Still, I won't let it stop me from enjoying as much of a real winter and a real Christmas as much as I can!
I still have yet to decide to bake anything this holiday season and while I've filled up my Pinterest boards with loads of idea's I haven't still decided on one particular one to try out just yet. I mean I've decided on one, so hopefully next week I'll get to attempt it!
I've also got to do something about my kitchen set up because I still have the Halloween runner on the table and that's just gotta go! It's just getting all the bits and bobs off that table (that shouldn't even be there to begin with) that's part of the problem. Ugh.
I've decided go cut down on the things I have going into 2018 because it's just all starting to drive me nuts, then again I say this pretty much twice a year. So we'll see how that goes. But I'm really hoping to tidy up my place a lot more before Christmas and New Year's gets here! Having a dizzy cat who tacks cat litter everywhere certainly doesn't help but I need to see what I can find to help her keep that litter off her tiny little paws.
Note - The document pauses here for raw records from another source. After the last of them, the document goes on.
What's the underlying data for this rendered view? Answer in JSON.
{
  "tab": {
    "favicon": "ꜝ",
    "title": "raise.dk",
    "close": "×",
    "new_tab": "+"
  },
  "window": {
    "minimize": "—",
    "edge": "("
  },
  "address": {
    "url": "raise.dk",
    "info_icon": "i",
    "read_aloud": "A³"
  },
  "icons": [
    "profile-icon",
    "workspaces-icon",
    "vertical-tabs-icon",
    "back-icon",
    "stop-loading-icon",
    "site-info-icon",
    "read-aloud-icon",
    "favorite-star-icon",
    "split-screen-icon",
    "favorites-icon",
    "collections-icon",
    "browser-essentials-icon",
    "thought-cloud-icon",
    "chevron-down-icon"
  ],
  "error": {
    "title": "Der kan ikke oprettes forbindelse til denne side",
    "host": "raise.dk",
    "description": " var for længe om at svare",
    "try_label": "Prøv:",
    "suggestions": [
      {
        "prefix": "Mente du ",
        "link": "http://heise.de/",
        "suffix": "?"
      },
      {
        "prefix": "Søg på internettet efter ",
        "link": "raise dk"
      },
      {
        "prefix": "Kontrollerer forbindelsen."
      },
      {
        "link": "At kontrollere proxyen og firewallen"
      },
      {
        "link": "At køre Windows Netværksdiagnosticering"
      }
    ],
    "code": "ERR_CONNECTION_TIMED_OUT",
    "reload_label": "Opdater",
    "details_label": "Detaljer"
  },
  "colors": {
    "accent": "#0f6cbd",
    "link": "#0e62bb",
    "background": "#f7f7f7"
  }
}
There's not very many adventures planned this month sadly like there was last year but it's okay, adjusting to this weather and to other things are a little bit more important to me at the moment and I'll make up for it next winter when I hope to be more prepared for 40* - 30* days! Thankfully my mom sent me some cute winter clothes she had found and Bubba got me some fleece pj's I had wanted from Target yesterday when he went to grab me some stuff. And he also got me this really cute Grumpy Care Bears fleece poncho with a hood! I'm pretty obsessed with it already! I just threw it in the wash so I don't have pictures.
Speaking of, I need to make it into a habit of taking more photos with my actual cameras and less with my phone (which I've also been saying for years...) just because the iPhone photo quality is starting to bother me a bit. Sometimes it's really nice and clear and other times it's blurry af. I don't know why that is but sometimes it just is. So yeah, I need to make it a point to start using my actual camera.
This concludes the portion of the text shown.